Это подействовало. Укрощённая Александра повиновалась и села к столу, где уже давно расположилась Ксения, остававшаяся безмятежной и доброжелательной, как сегодняшнее солнце. Я заварила чай со смородиной, разложила остатки повидла из маленькой баночки по розеткам и рассказала Александре историю моего знакомства с Ксенией. Кольцо на моём пальце как будто наливалось теплом... А может, это просто моё воображение и чувства разыгрались. Пока я ещё не могла вспоминать о тебе без этого горько-солёного кома в горле. Смородиновый аромат чая, запах и вкус повидла, предзакатная ласка солнца — во всём этом незримо присутствовала ты.
— И что это значит? — спросила Александра, когда мы уже ехали домой. — Ты времени не теряешь, однако. Что, всё ограничилось только стихами? Или же...
— Саш, не надо портить такой прекрасный день этими глупостями, — устало ответила я. — С Ксенией я просто общалась. Неужели ты думаешь, что сразу же после смерти Яны я способна начать отношения с кем бы то ни было? Я просто не могу, не могу! Мне никто не нужен больше!

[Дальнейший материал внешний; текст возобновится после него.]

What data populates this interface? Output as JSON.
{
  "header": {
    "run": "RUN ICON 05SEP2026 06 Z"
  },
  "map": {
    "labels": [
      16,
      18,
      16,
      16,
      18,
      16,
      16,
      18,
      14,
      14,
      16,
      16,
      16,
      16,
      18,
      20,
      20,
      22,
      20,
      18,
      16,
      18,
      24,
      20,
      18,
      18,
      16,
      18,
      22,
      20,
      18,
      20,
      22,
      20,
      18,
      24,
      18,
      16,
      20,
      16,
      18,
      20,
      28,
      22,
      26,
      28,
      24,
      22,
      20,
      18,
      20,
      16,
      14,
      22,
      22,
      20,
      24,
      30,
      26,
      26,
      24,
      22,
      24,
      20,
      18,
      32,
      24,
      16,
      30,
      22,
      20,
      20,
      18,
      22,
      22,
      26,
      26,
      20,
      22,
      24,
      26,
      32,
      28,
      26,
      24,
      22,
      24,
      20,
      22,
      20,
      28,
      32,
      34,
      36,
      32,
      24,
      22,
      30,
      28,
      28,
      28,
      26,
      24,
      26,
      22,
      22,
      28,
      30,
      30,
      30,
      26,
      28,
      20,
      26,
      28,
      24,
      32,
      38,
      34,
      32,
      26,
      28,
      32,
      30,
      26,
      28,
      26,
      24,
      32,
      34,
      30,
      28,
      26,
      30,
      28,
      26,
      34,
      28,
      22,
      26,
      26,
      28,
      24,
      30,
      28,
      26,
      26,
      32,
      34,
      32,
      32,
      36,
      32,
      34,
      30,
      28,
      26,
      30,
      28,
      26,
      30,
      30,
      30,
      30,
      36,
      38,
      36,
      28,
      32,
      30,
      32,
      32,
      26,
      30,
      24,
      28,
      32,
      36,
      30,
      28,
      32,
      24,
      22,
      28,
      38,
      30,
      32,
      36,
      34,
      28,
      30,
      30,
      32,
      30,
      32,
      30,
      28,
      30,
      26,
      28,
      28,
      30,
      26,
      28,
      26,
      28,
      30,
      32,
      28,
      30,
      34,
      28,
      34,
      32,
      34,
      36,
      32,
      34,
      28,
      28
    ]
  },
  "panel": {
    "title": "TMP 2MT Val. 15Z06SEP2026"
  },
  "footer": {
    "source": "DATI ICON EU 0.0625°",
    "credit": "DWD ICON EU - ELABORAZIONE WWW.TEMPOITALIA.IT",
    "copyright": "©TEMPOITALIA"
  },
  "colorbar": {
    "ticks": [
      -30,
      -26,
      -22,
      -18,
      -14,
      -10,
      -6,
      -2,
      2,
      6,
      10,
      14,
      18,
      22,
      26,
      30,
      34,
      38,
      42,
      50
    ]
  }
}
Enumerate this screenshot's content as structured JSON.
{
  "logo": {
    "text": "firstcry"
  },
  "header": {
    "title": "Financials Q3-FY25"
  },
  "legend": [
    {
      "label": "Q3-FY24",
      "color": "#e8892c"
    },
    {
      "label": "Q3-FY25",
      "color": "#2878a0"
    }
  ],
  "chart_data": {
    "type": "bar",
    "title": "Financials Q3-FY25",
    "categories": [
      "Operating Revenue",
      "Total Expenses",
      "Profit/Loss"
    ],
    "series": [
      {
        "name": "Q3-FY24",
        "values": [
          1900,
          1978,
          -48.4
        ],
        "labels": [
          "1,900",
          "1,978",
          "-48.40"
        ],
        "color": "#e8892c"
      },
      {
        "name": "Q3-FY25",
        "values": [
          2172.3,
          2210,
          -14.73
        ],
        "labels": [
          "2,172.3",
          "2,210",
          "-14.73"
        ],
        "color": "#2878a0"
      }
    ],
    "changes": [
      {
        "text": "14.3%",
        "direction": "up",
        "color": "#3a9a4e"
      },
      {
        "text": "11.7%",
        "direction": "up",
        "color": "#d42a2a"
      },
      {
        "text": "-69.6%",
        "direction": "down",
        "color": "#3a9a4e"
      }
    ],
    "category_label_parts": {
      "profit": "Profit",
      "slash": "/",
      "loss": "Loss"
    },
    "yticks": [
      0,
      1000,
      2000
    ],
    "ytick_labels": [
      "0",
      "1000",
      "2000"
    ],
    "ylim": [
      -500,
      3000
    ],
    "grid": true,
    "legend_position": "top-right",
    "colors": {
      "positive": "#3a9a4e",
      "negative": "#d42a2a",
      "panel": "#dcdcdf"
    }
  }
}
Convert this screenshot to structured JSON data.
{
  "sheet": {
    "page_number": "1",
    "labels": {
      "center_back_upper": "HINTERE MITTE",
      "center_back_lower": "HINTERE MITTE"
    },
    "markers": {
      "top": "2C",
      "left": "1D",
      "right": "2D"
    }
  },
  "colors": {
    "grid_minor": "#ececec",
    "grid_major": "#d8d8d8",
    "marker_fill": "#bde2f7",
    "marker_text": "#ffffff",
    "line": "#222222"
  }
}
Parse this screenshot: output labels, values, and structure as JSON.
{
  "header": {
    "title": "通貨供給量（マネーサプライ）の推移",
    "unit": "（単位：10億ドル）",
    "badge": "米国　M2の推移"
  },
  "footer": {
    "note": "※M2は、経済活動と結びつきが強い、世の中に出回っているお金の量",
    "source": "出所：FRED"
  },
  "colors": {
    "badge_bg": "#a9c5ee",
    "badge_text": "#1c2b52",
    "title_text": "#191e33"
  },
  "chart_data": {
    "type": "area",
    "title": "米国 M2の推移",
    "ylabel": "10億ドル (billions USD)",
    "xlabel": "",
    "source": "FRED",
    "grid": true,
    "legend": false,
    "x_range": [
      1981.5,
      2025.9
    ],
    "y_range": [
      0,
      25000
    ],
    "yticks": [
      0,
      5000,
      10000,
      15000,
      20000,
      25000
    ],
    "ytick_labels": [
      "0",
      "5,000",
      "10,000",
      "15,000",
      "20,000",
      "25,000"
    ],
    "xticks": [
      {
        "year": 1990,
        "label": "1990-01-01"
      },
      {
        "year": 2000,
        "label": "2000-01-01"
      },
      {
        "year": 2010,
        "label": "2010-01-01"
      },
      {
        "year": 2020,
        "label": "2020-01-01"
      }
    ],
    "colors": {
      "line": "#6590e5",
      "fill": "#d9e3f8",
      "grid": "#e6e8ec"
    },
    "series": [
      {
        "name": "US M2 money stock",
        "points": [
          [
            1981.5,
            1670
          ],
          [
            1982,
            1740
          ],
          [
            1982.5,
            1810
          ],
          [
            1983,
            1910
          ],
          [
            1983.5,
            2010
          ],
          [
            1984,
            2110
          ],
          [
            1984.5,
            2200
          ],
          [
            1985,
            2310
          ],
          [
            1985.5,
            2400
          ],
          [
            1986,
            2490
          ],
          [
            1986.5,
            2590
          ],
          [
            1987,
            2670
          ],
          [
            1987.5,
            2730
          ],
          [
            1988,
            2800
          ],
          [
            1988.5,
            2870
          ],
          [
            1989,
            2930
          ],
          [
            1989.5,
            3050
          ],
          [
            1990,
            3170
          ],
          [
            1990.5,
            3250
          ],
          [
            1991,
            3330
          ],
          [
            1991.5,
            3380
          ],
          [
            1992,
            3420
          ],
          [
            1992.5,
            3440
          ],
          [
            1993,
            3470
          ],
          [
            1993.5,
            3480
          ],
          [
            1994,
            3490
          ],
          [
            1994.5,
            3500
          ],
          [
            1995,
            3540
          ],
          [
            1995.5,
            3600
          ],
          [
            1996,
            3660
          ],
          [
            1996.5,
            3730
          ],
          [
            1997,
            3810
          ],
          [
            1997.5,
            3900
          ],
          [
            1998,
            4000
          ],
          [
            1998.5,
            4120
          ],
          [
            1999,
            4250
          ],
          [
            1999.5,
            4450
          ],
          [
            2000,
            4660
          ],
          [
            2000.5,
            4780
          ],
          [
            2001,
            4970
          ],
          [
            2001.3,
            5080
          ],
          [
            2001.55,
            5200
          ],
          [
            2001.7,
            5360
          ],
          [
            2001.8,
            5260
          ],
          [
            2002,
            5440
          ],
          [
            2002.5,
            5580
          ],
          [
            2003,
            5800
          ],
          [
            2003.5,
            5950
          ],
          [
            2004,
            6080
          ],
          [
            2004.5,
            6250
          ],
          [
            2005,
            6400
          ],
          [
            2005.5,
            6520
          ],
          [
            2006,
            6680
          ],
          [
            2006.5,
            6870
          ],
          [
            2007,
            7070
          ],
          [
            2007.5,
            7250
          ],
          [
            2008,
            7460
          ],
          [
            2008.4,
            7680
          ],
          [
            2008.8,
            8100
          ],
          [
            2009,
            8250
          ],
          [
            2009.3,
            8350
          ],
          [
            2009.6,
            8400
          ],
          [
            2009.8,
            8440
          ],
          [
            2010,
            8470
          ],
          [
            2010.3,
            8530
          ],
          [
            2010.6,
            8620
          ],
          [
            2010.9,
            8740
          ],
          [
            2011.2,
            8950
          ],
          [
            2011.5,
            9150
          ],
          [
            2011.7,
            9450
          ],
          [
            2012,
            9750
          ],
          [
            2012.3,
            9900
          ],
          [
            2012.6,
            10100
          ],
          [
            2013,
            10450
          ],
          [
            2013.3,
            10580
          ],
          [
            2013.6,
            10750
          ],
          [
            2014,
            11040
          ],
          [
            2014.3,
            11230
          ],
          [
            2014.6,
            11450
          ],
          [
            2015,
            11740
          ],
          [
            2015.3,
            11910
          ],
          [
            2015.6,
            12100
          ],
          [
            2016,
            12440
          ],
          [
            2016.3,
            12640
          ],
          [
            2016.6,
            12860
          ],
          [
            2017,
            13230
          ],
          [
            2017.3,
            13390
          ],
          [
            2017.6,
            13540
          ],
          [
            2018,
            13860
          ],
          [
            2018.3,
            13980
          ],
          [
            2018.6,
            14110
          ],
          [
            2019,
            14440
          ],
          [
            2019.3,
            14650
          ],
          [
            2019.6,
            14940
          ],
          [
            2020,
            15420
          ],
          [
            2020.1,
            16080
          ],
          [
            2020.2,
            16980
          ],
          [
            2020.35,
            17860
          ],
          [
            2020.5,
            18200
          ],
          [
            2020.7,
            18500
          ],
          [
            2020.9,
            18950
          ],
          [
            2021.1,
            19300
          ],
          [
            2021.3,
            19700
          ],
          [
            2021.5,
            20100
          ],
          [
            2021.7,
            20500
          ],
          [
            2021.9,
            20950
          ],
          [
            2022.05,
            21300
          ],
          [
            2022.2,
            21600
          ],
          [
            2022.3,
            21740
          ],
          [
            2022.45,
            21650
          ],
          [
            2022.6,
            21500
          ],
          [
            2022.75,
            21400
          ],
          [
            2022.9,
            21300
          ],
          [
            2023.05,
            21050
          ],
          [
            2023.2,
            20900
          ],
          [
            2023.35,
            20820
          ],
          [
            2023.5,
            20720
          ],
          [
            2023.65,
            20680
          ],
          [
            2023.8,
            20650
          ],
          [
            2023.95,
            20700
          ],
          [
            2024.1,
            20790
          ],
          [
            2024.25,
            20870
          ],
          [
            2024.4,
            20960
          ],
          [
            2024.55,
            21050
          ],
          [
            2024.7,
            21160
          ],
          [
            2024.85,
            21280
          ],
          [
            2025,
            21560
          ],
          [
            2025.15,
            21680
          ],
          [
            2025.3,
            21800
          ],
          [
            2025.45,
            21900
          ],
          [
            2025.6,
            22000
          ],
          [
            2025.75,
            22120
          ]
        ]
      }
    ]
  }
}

Я прерывисто дышала горячим, солёно-влажным мраком ладоней. Боль-вдова опять проснулась и запричитала во мне, затмевая свет солнца своей траурной шалью. Её плач снова разрывал меня на части, вонзал в моё сердце тысячи копий. Дивный день был безнадёжно испорчен, свежая рана в душе разошлась и кровоточила.
— Лёнь... Не надо, — послышался тихий, виноватый голос Александры. — Не плачь, пожалуйста... Прости меня. Ты права, это глупость. Прости.
Но чёрная шаль душила меня. Мне хотелось выть во весь голос, но я изо всех сил давила в себе крик: а вдруг ты слышишь? Вдруг тебе от этого больно и плохо там? Из машины я вышла, спотыкаясь и почти ничего не видя от слёз, и Александра довела меня до двери под руку.
— Малыш, прости меня...
В прихожей я уткнулась в её льняную летнюю куртку, обхватила, вцепилась в неё обеими руками, как в спасательный круг... Чувствуя тёплую тяжесть её ладони на своей голове, затряслась в беззвучном рыдании.
— Солнышко, ну что ты!
Я была подхвачена на руки и отнесена в спальню. Подушка впитала все мои слёзы, а Александра, сидя рядом, перебирала пряди моих волос.
И вот, снова воскресное утро — пасмурное, серое. В форточку тянуло почти осенней прохладой, мелкий дождик наносил на стекло короткие штрихи. Глаза болели от вчерашних слёз. Было тихо: Александра, видимо, ещё не вставала, а я отчего-то проснулась — безбожно рано для воскресенья, спать бы ещё да спать. Натянув одеяло на озябшие плечи, я минут двадцать повалялась, а потом встала, умылась и поплелась на кухню. Безумно хотелось кофе — со светло-коричневой пеной, ароматного, согревающего. Плевать на противопоказания.